IF THE major crime bill that passed both houses of Congress never becomes law, that will be all right. The measure is a heavy-handed attempt to prove that legislators are tough on crime. It greatly expands the number of federal offenses for which capital punishment is authorized and limits existing habeas corpus rights, which now provide judicial relief in a high percentage of death-penalty cases.

A conference between House and Senate managers on this bill has not yet been scheduled, but it's probably unrealistic to hope that legislators will have a change of heart on the matter of capital punishment and go home without reaching agreement. So assuming that there will be a bill and that it will generally be bad news for opponents of the death penalty, is there anything else in the package to make it better?

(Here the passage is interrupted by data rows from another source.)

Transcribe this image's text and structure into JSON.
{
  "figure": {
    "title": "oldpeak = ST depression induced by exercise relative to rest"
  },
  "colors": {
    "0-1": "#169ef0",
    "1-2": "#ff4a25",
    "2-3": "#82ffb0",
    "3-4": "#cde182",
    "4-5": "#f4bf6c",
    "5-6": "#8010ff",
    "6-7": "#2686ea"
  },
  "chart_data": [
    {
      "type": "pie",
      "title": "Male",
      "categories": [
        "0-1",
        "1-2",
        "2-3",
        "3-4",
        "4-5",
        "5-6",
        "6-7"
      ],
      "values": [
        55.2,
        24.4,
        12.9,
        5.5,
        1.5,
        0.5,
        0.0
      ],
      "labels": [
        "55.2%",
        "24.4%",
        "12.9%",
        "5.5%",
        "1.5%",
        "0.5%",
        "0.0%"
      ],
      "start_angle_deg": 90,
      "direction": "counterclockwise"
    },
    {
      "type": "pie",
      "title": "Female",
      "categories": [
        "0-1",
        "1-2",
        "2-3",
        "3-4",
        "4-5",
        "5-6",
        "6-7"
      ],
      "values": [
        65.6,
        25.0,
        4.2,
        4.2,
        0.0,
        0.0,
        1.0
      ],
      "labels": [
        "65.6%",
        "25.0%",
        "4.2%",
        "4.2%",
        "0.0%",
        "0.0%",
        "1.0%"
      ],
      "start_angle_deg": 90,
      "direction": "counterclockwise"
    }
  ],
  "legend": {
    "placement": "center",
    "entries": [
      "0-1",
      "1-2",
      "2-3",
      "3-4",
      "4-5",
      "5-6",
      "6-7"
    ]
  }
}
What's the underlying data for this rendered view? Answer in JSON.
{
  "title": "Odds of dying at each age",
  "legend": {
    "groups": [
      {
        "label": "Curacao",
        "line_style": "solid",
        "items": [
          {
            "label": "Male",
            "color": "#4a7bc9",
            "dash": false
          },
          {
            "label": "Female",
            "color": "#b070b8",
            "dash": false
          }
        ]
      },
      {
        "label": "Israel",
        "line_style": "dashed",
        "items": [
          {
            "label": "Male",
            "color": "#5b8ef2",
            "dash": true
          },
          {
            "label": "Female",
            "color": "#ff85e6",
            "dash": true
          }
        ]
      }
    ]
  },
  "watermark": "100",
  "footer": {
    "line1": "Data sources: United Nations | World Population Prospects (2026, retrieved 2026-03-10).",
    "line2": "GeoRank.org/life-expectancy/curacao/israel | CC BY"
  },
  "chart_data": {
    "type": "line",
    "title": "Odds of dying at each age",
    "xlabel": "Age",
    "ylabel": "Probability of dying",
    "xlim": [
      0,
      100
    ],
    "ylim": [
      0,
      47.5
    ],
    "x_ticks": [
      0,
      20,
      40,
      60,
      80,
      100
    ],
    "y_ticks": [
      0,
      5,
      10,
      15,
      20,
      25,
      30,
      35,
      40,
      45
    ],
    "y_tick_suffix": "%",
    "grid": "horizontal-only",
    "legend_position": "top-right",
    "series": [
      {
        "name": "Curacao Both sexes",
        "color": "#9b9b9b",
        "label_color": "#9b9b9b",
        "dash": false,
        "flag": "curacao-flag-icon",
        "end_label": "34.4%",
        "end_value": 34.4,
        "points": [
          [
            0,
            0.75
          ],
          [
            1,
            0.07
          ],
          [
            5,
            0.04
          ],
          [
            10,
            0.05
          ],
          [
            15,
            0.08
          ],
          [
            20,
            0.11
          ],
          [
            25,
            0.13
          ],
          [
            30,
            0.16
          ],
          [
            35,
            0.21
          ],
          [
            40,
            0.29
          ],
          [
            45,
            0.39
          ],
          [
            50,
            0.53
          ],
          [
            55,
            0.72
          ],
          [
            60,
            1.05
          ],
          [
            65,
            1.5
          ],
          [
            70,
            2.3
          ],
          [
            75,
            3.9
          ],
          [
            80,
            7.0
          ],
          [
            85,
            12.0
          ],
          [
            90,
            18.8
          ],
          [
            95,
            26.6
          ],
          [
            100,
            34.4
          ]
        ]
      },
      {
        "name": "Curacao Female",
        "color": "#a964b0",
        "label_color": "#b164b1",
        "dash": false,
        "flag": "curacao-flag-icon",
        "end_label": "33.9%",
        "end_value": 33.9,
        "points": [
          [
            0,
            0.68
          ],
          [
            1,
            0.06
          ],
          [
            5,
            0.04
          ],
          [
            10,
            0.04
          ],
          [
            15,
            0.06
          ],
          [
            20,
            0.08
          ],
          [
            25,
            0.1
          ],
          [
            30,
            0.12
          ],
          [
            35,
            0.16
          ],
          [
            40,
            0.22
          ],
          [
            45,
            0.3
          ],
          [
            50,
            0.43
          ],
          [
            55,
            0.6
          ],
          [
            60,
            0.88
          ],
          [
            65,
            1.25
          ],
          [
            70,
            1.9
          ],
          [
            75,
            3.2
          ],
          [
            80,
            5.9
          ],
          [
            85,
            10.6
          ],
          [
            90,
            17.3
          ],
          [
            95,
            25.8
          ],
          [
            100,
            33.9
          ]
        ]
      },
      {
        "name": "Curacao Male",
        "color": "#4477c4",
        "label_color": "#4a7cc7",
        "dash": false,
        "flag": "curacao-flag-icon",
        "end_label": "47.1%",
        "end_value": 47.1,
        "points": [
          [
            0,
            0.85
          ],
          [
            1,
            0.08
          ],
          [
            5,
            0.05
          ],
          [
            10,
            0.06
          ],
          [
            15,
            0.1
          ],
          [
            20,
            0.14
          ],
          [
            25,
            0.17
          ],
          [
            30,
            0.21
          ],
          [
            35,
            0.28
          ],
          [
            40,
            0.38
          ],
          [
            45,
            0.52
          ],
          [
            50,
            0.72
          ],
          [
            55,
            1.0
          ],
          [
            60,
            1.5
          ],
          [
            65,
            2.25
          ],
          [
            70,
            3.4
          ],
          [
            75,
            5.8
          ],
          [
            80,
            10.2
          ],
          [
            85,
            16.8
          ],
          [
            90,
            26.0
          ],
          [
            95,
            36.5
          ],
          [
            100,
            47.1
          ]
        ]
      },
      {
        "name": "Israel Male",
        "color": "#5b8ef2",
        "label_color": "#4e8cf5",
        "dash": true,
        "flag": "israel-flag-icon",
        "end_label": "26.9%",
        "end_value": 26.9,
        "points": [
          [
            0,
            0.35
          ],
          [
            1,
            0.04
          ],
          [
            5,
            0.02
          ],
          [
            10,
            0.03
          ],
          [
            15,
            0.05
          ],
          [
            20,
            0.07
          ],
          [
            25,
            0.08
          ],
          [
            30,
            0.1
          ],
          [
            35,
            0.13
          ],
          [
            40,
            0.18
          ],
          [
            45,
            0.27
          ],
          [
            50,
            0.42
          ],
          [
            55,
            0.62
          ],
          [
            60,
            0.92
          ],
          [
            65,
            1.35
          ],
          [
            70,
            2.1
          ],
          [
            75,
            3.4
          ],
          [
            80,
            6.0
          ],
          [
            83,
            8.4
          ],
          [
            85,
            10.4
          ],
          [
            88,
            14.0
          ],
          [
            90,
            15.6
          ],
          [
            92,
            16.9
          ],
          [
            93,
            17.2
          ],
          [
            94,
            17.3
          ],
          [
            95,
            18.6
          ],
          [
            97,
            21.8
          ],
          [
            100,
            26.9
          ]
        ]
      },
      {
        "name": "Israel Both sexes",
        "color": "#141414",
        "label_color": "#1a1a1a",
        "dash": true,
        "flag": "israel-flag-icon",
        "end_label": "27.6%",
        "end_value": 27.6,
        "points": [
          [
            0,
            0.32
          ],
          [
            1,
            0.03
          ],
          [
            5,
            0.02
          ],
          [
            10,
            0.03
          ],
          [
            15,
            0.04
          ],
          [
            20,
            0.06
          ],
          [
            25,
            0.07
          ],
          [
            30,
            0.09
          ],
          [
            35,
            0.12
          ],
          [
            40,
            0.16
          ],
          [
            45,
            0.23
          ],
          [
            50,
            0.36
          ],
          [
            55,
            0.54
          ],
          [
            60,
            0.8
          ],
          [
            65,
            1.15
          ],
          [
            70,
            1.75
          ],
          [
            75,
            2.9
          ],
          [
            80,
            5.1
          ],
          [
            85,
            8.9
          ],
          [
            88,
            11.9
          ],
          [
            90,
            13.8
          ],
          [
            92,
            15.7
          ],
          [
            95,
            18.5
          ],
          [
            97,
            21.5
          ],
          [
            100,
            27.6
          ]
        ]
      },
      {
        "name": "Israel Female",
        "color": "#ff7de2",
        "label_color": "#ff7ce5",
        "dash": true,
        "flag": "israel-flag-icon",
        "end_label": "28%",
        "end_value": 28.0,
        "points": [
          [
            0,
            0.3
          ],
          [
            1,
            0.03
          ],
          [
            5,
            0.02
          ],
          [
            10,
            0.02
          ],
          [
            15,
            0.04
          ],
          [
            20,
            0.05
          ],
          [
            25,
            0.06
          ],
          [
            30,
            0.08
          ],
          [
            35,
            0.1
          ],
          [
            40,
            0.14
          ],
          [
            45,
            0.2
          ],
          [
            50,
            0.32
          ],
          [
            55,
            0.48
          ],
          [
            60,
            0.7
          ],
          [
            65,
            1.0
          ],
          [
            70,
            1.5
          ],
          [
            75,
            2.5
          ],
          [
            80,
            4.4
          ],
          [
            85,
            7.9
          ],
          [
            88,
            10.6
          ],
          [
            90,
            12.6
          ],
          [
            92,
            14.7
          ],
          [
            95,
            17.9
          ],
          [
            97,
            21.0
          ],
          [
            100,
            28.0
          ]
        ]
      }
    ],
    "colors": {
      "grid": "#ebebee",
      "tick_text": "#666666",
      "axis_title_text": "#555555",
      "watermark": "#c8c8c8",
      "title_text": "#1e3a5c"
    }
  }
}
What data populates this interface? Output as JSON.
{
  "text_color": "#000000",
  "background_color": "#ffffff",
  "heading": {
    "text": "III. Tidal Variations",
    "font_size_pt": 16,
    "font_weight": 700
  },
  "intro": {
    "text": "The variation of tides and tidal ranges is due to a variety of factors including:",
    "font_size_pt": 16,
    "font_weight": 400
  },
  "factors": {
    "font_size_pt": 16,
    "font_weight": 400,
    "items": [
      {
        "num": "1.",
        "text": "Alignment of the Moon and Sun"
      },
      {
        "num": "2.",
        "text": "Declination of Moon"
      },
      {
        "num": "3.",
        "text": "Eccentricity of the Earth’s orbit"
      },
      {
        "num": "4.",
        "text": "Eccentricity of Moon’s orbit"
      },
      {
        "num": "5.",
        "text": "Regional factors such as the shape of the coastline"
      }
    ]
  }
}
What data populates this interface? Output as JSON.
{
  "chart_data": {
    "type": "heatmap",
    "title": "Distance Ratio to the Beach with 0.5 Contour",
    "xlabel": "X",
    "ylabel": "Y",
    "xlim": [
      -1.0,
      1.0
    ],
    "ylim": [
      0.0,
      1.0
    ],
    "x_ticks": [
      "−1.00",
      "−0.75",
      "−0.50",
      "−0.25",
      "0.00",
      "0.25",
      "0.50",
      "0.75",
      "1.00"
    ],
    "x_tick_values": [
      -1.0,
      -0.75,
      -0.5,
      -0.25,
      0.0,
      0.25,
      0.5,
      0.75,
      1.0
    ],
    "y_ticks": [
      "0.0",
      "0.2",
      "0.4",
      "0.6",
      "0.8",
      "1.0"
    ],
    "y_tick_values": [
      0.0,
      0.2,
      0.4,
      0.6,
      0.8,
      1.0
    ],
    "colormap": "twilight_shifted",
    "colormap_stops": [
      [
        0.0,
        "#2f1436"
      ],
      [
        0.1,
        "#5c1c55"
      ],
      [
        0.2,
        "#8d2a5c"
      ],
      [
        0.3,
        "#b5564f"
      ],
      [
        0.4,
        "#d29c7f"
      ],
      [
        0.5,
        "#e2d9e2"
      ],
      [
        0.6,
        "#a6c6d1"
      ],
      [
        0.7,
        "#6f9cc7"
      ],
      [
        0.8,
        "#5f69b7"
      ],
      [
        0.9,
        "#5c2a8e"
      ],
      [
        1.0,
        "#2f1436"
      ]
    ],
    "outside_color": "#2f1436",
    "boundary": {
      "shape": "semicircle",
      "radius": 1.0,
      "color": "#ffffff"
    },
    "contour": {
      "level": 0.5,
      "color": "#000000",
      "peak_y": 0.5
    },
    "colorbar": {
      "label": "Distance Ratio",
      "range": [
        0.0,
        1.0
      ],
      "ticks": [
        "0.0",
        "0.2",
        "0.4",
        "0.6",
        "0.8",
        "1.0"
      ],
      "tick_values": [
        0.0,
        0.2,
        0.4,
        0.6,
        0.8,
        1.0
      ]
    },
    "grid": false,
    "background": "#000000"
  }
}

There is: a provision in the House bill that received broad support even from those members who consistently voted for the harsh penalties. It seeks to eliminate all considerations of race from death-penalty deliberations. It does so by allowing a defendant who has been sentenced to demonstrate either 1) that in his jurisdiction members of one race are more frequently sentenced to death than those of another race when the circumstances of the crime are identical, or 2) that the race of the victim is the reason for disparate penalties. (In this connection, it should be noted that since the death penalty was reinstituted by the courts in 1976, not a single white person has been executed for the murder of a nonwhite.) Prosecutors would have an opportunity to prove that factors other than race led to a death penalty, but if this could not be done, the execution could not be carried out.

The attorney general, complaining that most states won't be able meet this burden, opposes the provision. He warns that many fewer people will be executed, hanged, injected or shot on court order if this new test is imposed. Fine. The White House threatens to veto the entire crime bill if this section is retained. Even better. The numerous truly terrible provisions of the bill outweigh this one concession to reason and fairness, and a veto would be welcome.